Однако все усилия России по достижению мирового господства тщетны, и Доре изображает это в виде оплавленной свечи, на которую безуспешно пытаются вскарабкаться русские, поскольку оплывающий свиной жир обрушивается на взбирающихся по шесту смельчаков. Свеча у Доре становится символом напрасных усилий России, которые тают при свете дня, а также символом недоступного для России просвещения, невозможности ее участия в делах цивилизованного мира. Подобраться к пламени смогла лишь русская летучая мышь, но в результате несчастное животное осталось без крыльев.
Произвольно излагая историю России, Доре намеренно искажает последовательность правителей, родственные связи и даже имена. Ряд иллюстраций сопровождается насмешливыми стихотворными подписями. Тот факт, что Доре ссылается на Рабле, который, по понятным причинам, ни о Петре, ни о Николае писать никак не мог, на мой взгляд, весьма показателен. Доре это превращает в шутку, но эта шутка лишний раз доказывает, что иностранцы зачастую и не пытались узнать русских, они заранее знали, что о них напишут и какими их представят. Поэтому к Рабле можно апеллировать буквально по всем вопросам, ведь свой вывод о России французы уже сделали.
Когда по окончании Крымской войны в Париже начала работу мирная конференция, книга была выкуплена в магазинах и уничтожена, поскольку вести переговоры с державой, чей облик выставлен в столь карикатурном виде, было совсем не дипломатичным, тем более что Наполеон III был настроен на сближение с Россией.
В Германии полное издание книги Доре вышло в 1937 году небольшим тиражом для библиофилов, но было тут же арестовано — вероятно, из-за интриг внутри фашистской верхушки.

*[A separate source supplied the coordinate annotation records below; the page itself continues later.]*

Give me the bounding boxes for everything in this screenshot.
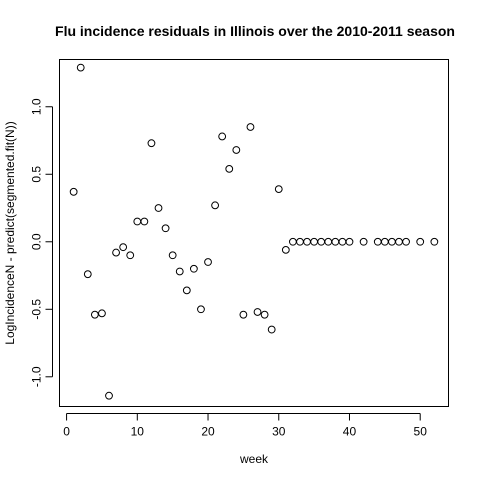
- data-point: [232, 146, 241, 154]
- data-point: [83, 270, 92, 279]
- data-point: [154, 204, 163, 212]
- data-point: [189, 264, 198, 273]
- x-tick-label: 30: [272, 425, 286, 439]
- data-points: [69, 63, 439, 400]
- data-point: [218, 132, 227, 141]
- plot-frame: [59, 59, 449, 407]
- x-axis: 0 10 20 30 40 50: [63, 413, 428, 439]
- y-tick-label: -1.0: [30, 366, 44, 387]
- y-tick-label: 1.0: [30, 98, 44, 115]
- x-axis-label: week: [239, 452, 269, 466]
- x-tick-label: 10: [131, 425, 145, 439]
- data-point: [119, 243, 128, 252]
- data-point: [239, 310, 248, 319]
- data-point: [310, 237, 319, 246]
- data-point: [359, 237, 368, 246]
- data-point: [147, 139, 156, 148]
- data-point: [303, 237, 311, 246]
- data-point: [133, 217, 142, 226]
- data-point: [345, 237, 354, 246]
- data-point: [253, 308, 262, 316]
- data-point: [246, 123, 255, 131]
- data-point: [430, 237, 439, 246]
- data-point: [373, 237, 382, 246]
- data-point: [98, 309, 106, 318]
- chart-title: Flu incidence residuals in Illinois over…: [55, 23, 455, 39]
- data-point: [289, 237, 297, 246]
- data-point: [126, 251, 135, 260]
- data-point: [380, 237, 389, 246]
- data-point: [317, 237, 326, 246]
- y-tick-label: 0.0: [30, 233, 44, 250]
- x-tick-label: 0: [63, 425, 70, 439]
- data-point: [388, 237, 396, 246]
- data-point: [161, 224, 170, 233]
- data-point: [260, 310, 269, 319]
- data-point: [197, 305, 205, 314]
- data-point: [90, 310, 99, 319]
- data-point: [281, 245, 290, 254]
- y-axis: -1.0 -0.5 0.0 0.5 1.0: [30, 98, 53, 387]
- data-point: [267, 325, 276, 334]
- x-tick-label: 40: [343, 425, 357, 439]
- data-point: [324, 237, 333, 246]
- data-point: [69, 187, 78, 196]
- y-tick-label: -0.5: [30, 299, 44, 320]
- data-point: [76, 63, 85, 72]
- data-point: [331, 237, 340, 246]
- x-tick-label: 50: [414, 425, 428, 439]
- data-point: [338, 237, 347, 246]
- x-tick-label: 20: [201, 425, 215, 439]
- data-point: [175, 267, 184, 276]
- data-point: [274, 185, 283, 194]
- data-point: [140, 217, 149, 226]
- data-point: [112, 248, 120, 257]
- data-point: [182, 286, 191, 295]
- data-point: [225, 164, 234, 173]
- data-point: [395, 237, 403, 246]
- y-axis-label: LogIncidenceN - predict(segmented.fit(N)…: [3, 121, 17, 344]
- data-point: [211, 201, 220, 210]
- data-point: [402, 237, 410, 246]
- data-point: [416, 237, 425, 246]
- y-tick-label: 0.5: [30, 166, 44, 183]
- data-point: [105, 391, 113, 400]
- data-point: [296, 237, 304, 246]
- data-point: [204, 258, 212, 266]
- data-point: [168, 251, 177, 260]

Официальный запрет звучал удивительно: данное произведение представляет собой большевистскую пропаганду, поскольку царские времена представлены в черном цвете. Только часть тиража дошла до подписчиков, остальная часть, непереплетенная, погибла на складе.
Метаморфозы Рауля Бурдье: война как фактор превращения путешественника в пропагандиста
Взгляд европейцев на Россию всегда был политически ангажированным и зависел от политической конъюнктуры. В моменты относительной стабильности он мог быть весьма спокойным и даже доброжелательным, в моменты осложнения международной ситуации, как правило, актуализировались традиционные концепты восприятия России через категории «русской угрозы», «русской экспансии» и «русского варварства». Такая политическая ангажированность проявляется при анализе текстов одних и тех же авторов, чье видение России претерпевало удивительные метаморфозы. Читателям этой книги уже знакомо имя аббата Прадта, виртуозно менявшего свое мнение в зависимости от ситуации. В годы Крымской войны подобное преображение было весьма распространенным явлением. В качестве примера можно привести творчество французского писателя и переводчика Рауля Бурдье (1818–1855). Несмотря на то что Бурдье много писал о путешествиях, был переводчиком английских приключенческих романов, информации о нем удалось найти весьма мало. Он был женат на дочери своего издателя и скоропостижно скончался в возрасте 37 лет, в тот же год, что и его родители, возможно, от холеры, вспышка которой наблюдалась тогда в Европе.
В 1854 году Бурдье опубликовал работу о Сибири, куда он якобы совершил путешествие в 1851 году вместе с русским предпринимателем, торговцем пушниной и бивнем мамонта Иваном Третьяковым. Примечателен тот факт, что эта работа была опубликована в одном томе с книгой французского филолога и журналиста Шарля де Сен-Жюльена «Живописное путешествие по России», первое издание которой увидело свет в 1853 году. Однако книгу Сен-Жюльена с позитивным взглядом на Россию даже такой весьма вдумчивый исследователь, как Шарль Корбе, трактовал как заказную работу, написанную на деньги русского правительства.
Но вернемся к путешествию Рауля Бурдье в Сибирь. Вероятно, это путешествие — вымысел, так называемый философский вояж, пересказ того, что ранее прочитал Бурдье. Но в данном случае важно другое. Перед нами — повествование о сложном, но увлекательном путешествии в Сибирь и на Камчатку, в котором автор совершенно не касается политики, даже когда рассказывает о завоевании Сибири. И это очень показательно, ведь зачастую для европейцев Сибирь и Россия — это понятия синонимичные, а Сибирь — это квинтэссенция ада, место небытия. Вспомним маркиза де Кюстина, для которого Сибирь начиналась от Вислы.
Работа Рауля Бурдье напоминает приключенческий роман с подробным описанием быта, нравов, обычаев народов Сибири, ее природы, растительного и животного мира. Причем даже холод тут не инфернальный, как это часто бывает, когда пишут о России, а вполне переносимый.